What Is The Fixed Dental Prosthesis And When Is It Necessary

The prosthesis is that procedure by which the lack of an organ or part of it is artificially repaired, so that the function is improved. In dentistry, the dental prosthesis is a customized medical device (that is, it is manufactured specifically for the patient) that allows the replacement of missing teeth and atrophied parts of the gums. Although they are made-to-measure sanitary products, from molds or models obtained by the dentist, they require a clinical adaptation, in the patient’s own mouth, which is performed by the dentist.

There are two main types of dentures: the fixed and removable dentures. 

The fixed prosthesis is a branch of the dental prosthesis that concerns the replacement and / or restoration of teeth by artificial substitutes that cannot be removed or removed from the mouth. The fixed prosthesis can be cemented, or securely retained in natural teeth, dental roots and / or pillars of dental implants.

This type of prosthesis is composed of:

  • Abutment teeth.
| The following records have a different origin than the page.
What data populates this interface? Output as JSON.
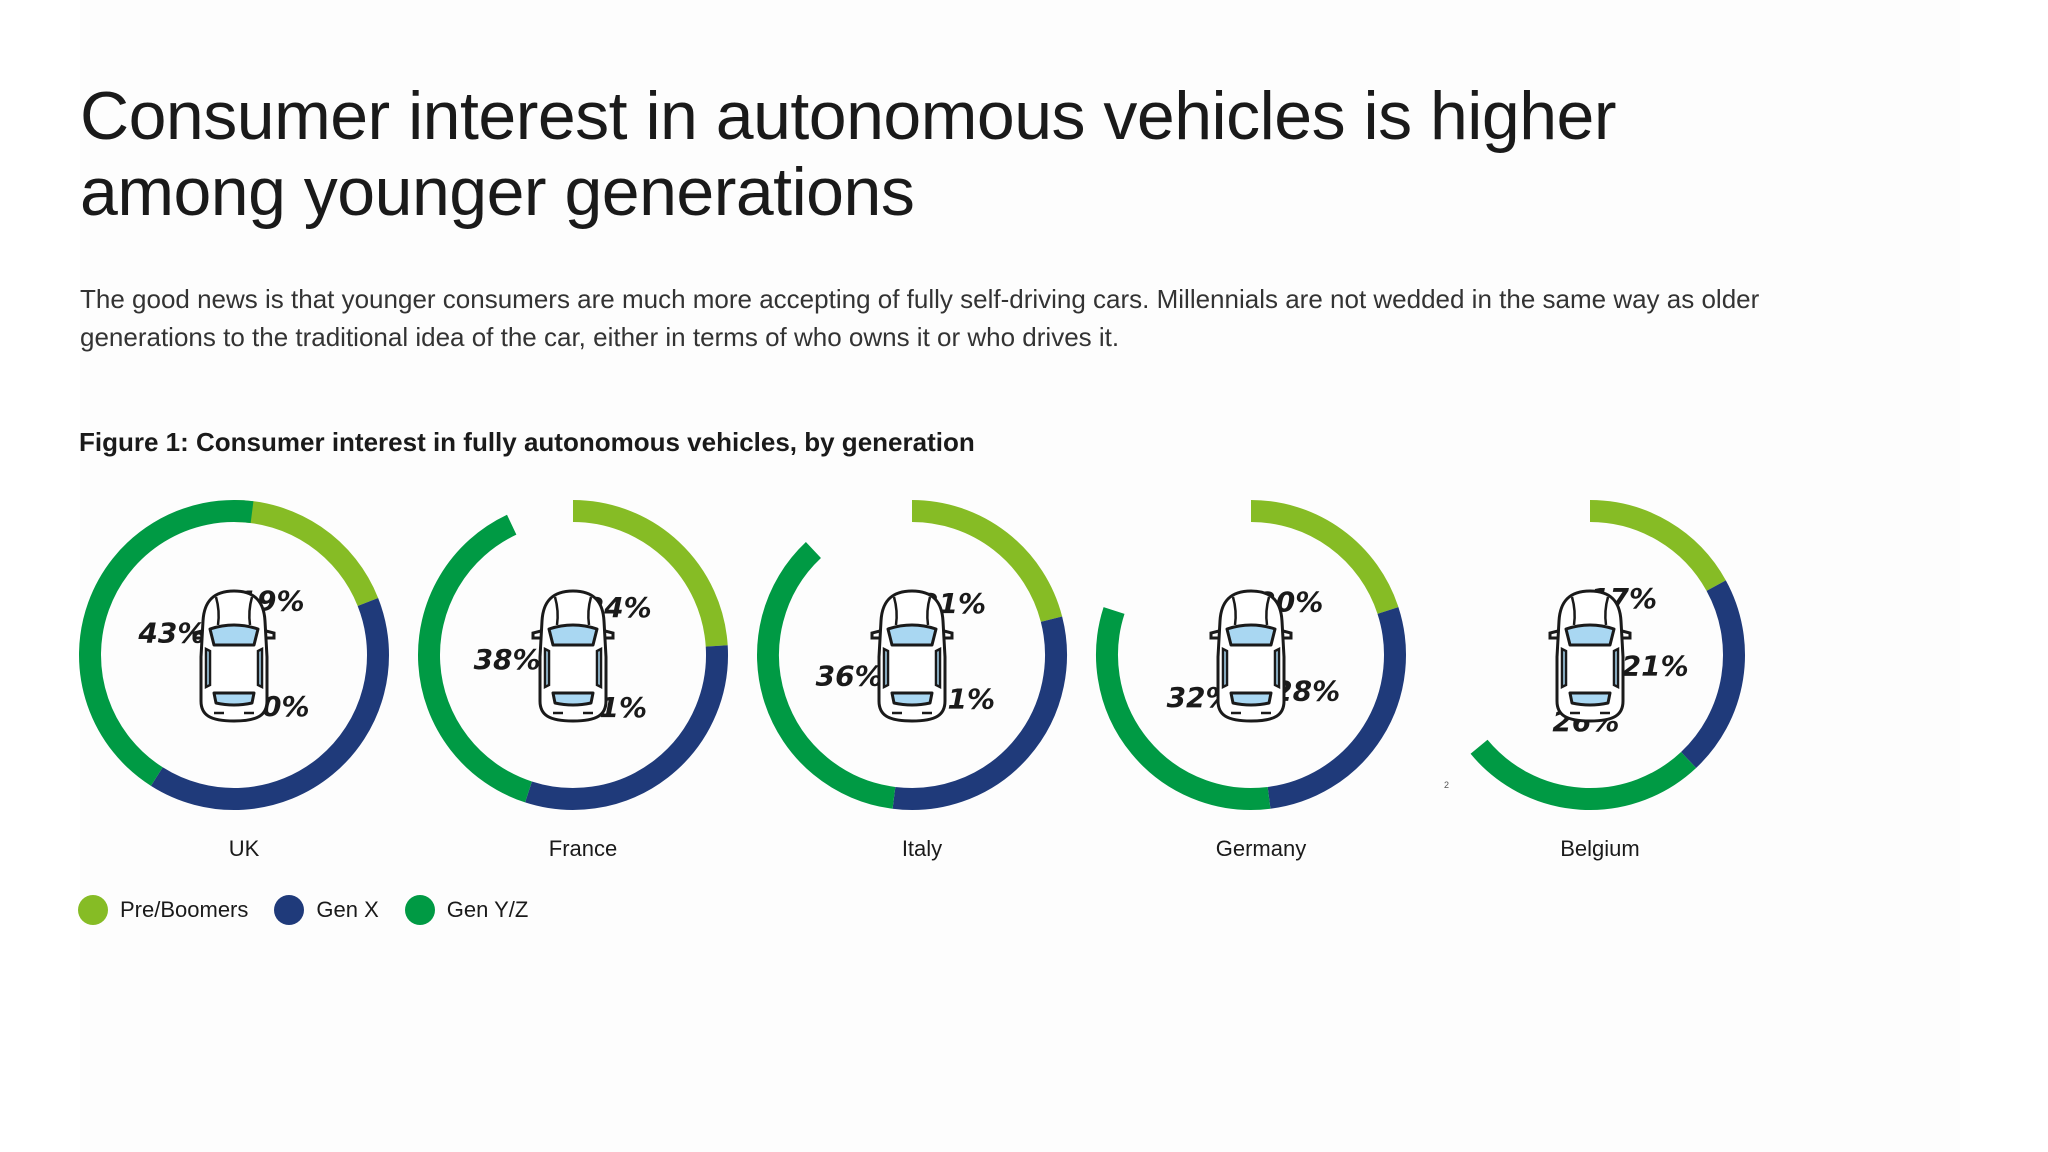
{
  "headline": "Consumer interest in autonomous vehicles is higher among younger generations",
  "intro": "The good news is that younger consumers are much more accepting of fully self-driving cars. Millennials are not wedded in the same way as older generations to the traditional idea of the car, either in terms of who owns it or who drives it.",
  "figure_title": "Figure 1: Consumer interest in fully autonomous vehicles, by generation",
  "footnote_marker": "2",
  "colors": {
    "Pre/Boomers": "#86bc25",
    "Gen X": "#1f3a7a",
    "Gen Y/Z": "#009a44"
  },
  "chart_data": {
    "type": "pie",
    "title": "Figure 1: Consumer interest in fully autonomous vehicles, by generation",
    "series_names": [
      "Pre/Boomers",
      "Gen X",
      "Gen Y/Z"
    ],
    "countries": [
      {
        "name": "UK",
        "values": {
          "Pre/Boomers": 19,
          "Gen X": 40,
          "Gen Y/Z": 43
        }
      },
      {
        "name": "France",
        "values": {
          "Pre/Boomers": 24,
          "Gen X": 31,
          "Gen Y/Z": 38
        }
      },
      {
        "name": "Italy",
        "values": {
          "Pre/Boomers": 21,
          "Gen X": 31,
          "Gen Y/Z": 36
        }
      },
      {
        "name": "Germany",
        "values": {
          "Pre/Boomers": 20,
          "Gen X": 28,
          "Gen Y/Z": 32
        }
      },
      {
        "name": "Belgium",
        "values": {
          "Pre/Boomers": 17,
          "Gen X": 21,
          "Gen Y/Z": 26
        }
      }
    ],
    "legend_position": "bottom-left"
  },
  "legend": [
    {
      "label": "Pre/Boomers"
    },
    {
      "label": "Gen X"
    },
    {
      "label": "Gen Y/Z"
    }
  ]
}
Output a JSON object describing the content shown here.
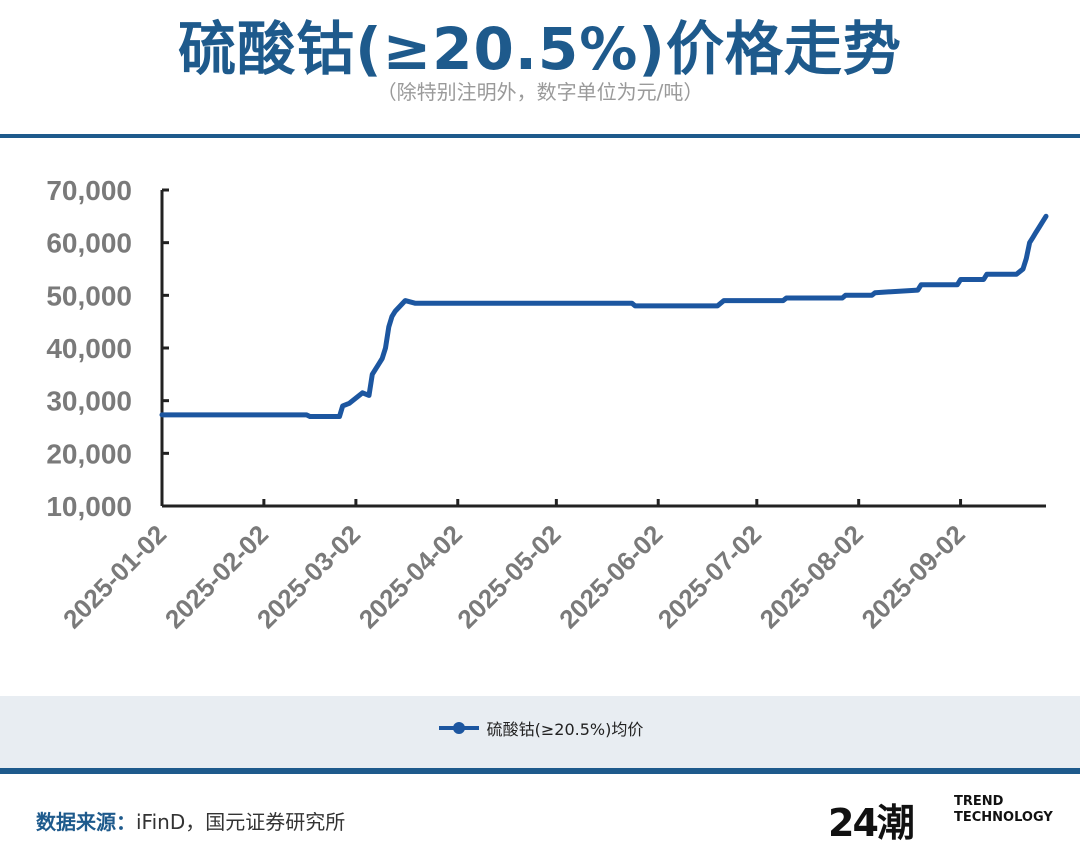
{
  "header": {
    "title": "硫酸钴(≥20.5%)价格走势",
    "subtitle": "（除特别注明外，数字单位为元/吨）"
  },
  "chart_data": {
    "type": "line",
    "title": "硫酸钴(≥20.5%)价格走势",
    "subtitle": "（除特别注明外，数字单位为元/吨）",
    "xlabel": "",
    "ylabel": "",
    "y_ticks": [
      "70,000",
      "60,000",
      "50,000",
      "40,000",
      "30,000",
      "20,000",
      "10,000"
    ],
    "y_tick_values": [
      70000,
      60000,
      50000,
      40000,
      30000,
      20000,
      10000
    ],
    "ylim": [
      10000,
      70000
    ],
    "x_ticks": [
      "2025-01-02",
      "2025-02-02",
      "2025-03-02",
      "2025-04-02",
      "2025-05-02",
      "2025-06-02",
      "2025-07-02",
      "2025-08-02",
      "2025-09-02"
    ],
    "xlim": [
      "2025-01-02",
      "2025-09-28"
    ],
    "grid": false,
    "legend_position": "bottom",
    "series": [
      {
        "name": "硫酸钴(≥20.5%)均价",
        "color": "#1c56a0",
        "x": [
          "2025-01-02",
          "2025-02-15",
          "2025-02-16",
          "2025-02-25",
          "2025-02-26",
          "2025-02-28",
          "2025-03-03",
          "2025-03-04",
          "2025-03-06",
          "2025-03-07",
          "2025-03-09",
          "2025-03-10",
          "2025-03-11",
          "2025-03-12",
          "2025-03-13",
          "2025-03-14",
          "2025-03-17",
          "2025-03-20",
          "2025-03-22",
          "2025-05-25",
          "2025-05-26",
          "2025-06-20",
          "2025-06-22",
          "2025-07-10",
          "2025-07-11",
          "2025-07-28",
          "2025-07-29",
          "2025-08-06",
          "2025-08-07",
          "2025-08-20",
          "2025-08-21",
          "2025-09-01",
          "2025-09-02",
          "2025-09-09",
          "2025-09-10",
          "2025-09-19",
          "2025-09-21",
          "2025-09-22",
          "2025-09-23",
          "2025-09-24",
          "2025-09-25",
          "2025-09-26",
          "2025-09-27",
          "2025-09-28"
        ],
        "values": [
          27300,
          27300,
          27000,
          27000,
          29000,
          29500,
          31000,
          31500,
          31000,
          35000,
          37000,
          38000,
          40000,
          44000,
          46000,
          47000,
          49000,
          48500,
          48500,
          48500,
          48000,
          48000,
          49000,
          49000,
          49500,
          49500,
          50000,
          50000,
          50500,
          51000,
          52000,
          52000,
          53000,
          53000,
          54000,
          54000,
          55000,
          57000,
          60000,
          61000,
          62000,
          63000,
          64000,
          65000
        ]
      }
    ]
  },
  "legend": {
    "label": "硫酸钴(≥20.5%)均价"
  },
  "footer": {
    "source_label": "数据来源：",
    "source_text": "iFinD，国元证券研究所"
  },
  "logo": {
    "mark": "24潮",
    "line1": "TREND",
    "line2": "TECHNOLOGY"
  }
}
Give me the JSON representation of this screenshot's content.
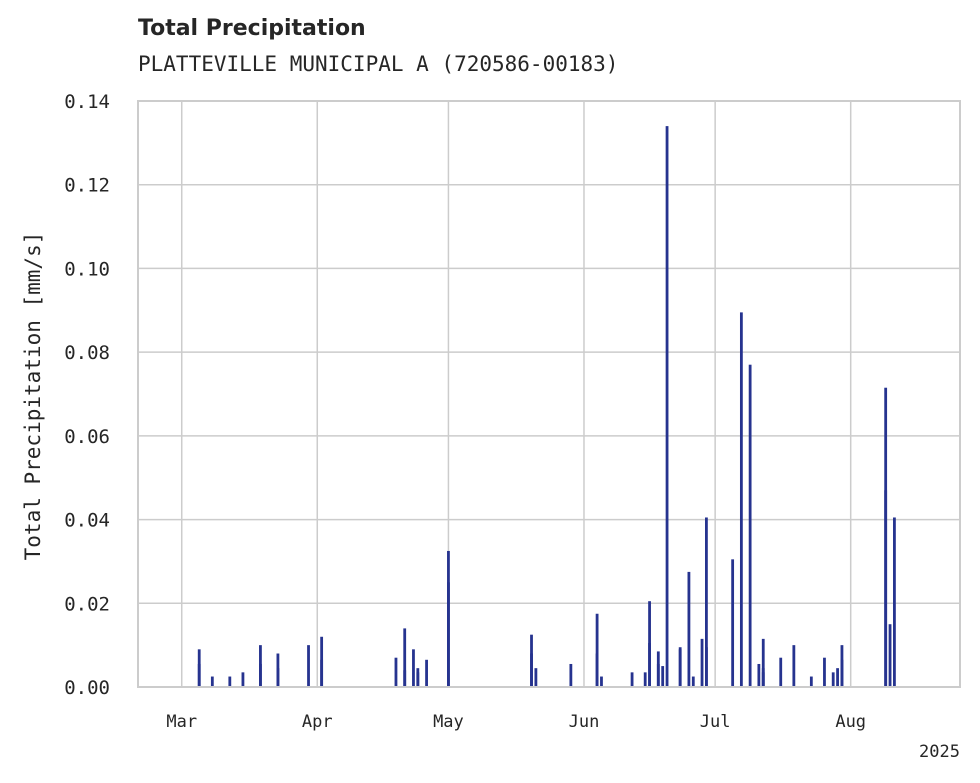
{
  "chart_data": {
    "type": "bar",
    "title": "Total Precipitation",
    "subtitle": "PLATTEVILLE MUNICIPAL A (720586-00183)",
    "xlabel": "",
    "ylabel": "Total Precipitation [mm/s]",
    "x_range": [
      "2025-02-19",
      "2025-08-26"
    ],
    "ylim": [
      0,
      0.14
    ],
    "yticks": [
      0.0,
      0.02,
      0.04,
      0.06,
      0.08,
      0.1,
      0.12,
      0.14
    ],
    "ytick_labels": [
      "0.00",
      "0.02",
      "0.04",
      "0.06",
      "0.08",
      "0.10",
      "0.12",
      "0.14"
    ],
    "xticks": [
      {
        "date": "2025-03-01",
        "label": "Mar"
      },
      {
        "date": "2025-04-01",
        "label": "Apr"
      },
      {
        "date": "2025-05-01",
        "label": "May"
      },
      {
        "date": "2025-06-01",
        "label": "Jun"
      },
      {
        "date": "2025-07-01",
        "label": "Jul"
      },
      {
        "date": "2025-08-01",
        "label": "Aug"
      }
    ],
    "year_label": "2025",
    "grid": true,
    "bar_color": "#26338f",
    "series": [
      {
        "x": [
          "2025-03-05",
          "2025-03-05",
          "2025-03-08",
          "2025-03-12",
          "2025-03-15",
          "2025-03-19",
          "2025-03-19",
          "2025-03-23",
          "2025-03-23",
          "2025-03-30",
          "2025-04-02",
          "2025-04-02",
          "2025-04-19",
          "2025-04-21",
          "2025-04-21",
          "2025-04-23",
          "2025-04-24",
          "2025-04-24",
          "2025-04-26",
          "2025-05-01",
          "2025-05-01",
          "2025-05-20",
          "2025-05-20",
          "2025-05-21",
          "2025-05-29",
          "2025-06-04",
          "2025-06-04",
          "2025-06-05",
          "2025-06-12",
          "2025-06-15",
          "2025-06-16",
          "2025-06-16",
          "2025-06-18",
          "2025-06-18",
          "2025-06-19",
          "2025-06-20",
          "2025-06-23",
          "2025-06-23",
          "2025-06-25",
          "2025-06-26",
          "2025-06-28",
          "2025-06-29",
          "2025-06-29",
          "2025-07-05",
          "2025-07-07",
          "2025-07-09",
          "2025-07-12",
          "2025-07-12",
          "2025-07-11",
          "2025-07-12",
          "2025-07-16",
          "2025-07-19",
          "2025-07-23",
          "2025-07-26",
          "2025-07-28",
          "2025-07-29",
          "2025-07-30",
          "2025-07-30",
          "2025-08-09",
          "2025-08-09",
          "2025-08-10",
          "2025-08-11"
        ],
        "values": [
          0.009,
          0.0055,
          0.0025,
          0.0025,
          0.0035,
          0.01,
          0.0055,
          0.008,
          0.0045,
          0.01,
          0.012,
          0.0065,
          0.007,
          0.014,
          0.004,
          0.009,
          0.0045,
          0.0035,
          0.0065,
          0.0325,
          0.025,
          0.0125,
          0.008,
          0.0045,
          0.0055,
          0.0175,
          0.008,
          0.0025,
          0.0035,
          0.0035,
          0.0205,
          0.0105,
          0.0055,
          0.0085,
          0.005,
          0.134,
          0.009,
          0.0095,
          0.0275,
          0.0025,
          0.0115,
          0.0405,
          0.0095,
          0.0305,
          0.0895,
          0.077,
          0.0115,
          0.0045,
          0.0055,
          0.0035,
          0.007,
          0.01,
          0.0025,
          0.007,
          0.0035,
          0.0045,
          0.01,
          0.0065,
          0.047,
          0.0715,
          0.015,
          0.0405
        ]
      }
    ]
  }
}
They are the ones that support or support the prosthesis. They are usually a natural tooth or an implant.
  • It is the part of the fixed prosthesis that rests on the abutment teeth.
  • They are the artificial teeth that occupy the toothless spaces held by the retainers.
  • They are the points of union of the retainers with the pontic.

The loss of a tooth or any coronary incidence can happen at any age and will worsen the aesthetics of the patient; therefore, after a diagnosis, a fixed prosthesis is made with a good design and the best materials, adapting them to the patient’s aesthetics.


Fixed dentures can be full dental or partial coated. The full coating prostheses are also called crowns. The dental crowns can be cemented or screwed to the tooth or the implant. Within these we find prostheses of:

  • A single tooth, dental crowns. These can be of various materials, including: metal crown, ceramic crown and metal-ceramic crown
  • Multi-tooth, dental bridge.

Those of partial coating are performed when the coating of the tooth is partial. Normally these are prostheses cemented in the tooth itself. In this typology we highlight:

  • Intracoronary or inlay
  • Extracoronarias or onlay. Within these are dental veneers and Maryland.
  • Intraradicular They are placed inside the dental root. The cast metal stud-stump or the ceramic stump bolt is highlighted.


The fixed prosthesis is typical of adults. In young patients, with little erupted teeth, this type of prosthesis is not prudent, since a severe carving could damage the pulp. Fixed prostheses are usually indicated in:

  • Anterior tooth reconstructions. The aesthetics may be affected with changes in color and shape. In this way, with the placement of cosmetic prostheses, the patient’s smile changes.
  • Prosthetic contact point replacement
  • Partial absence of teeth, with the pillars strong enough to support the missing teeth.
  • After a root canal, where the dental structure has been affected.
  • It is very important to perform good oral hygiene. The cleaning and preservation of the abutment teeth is linked to meticulous hygiene.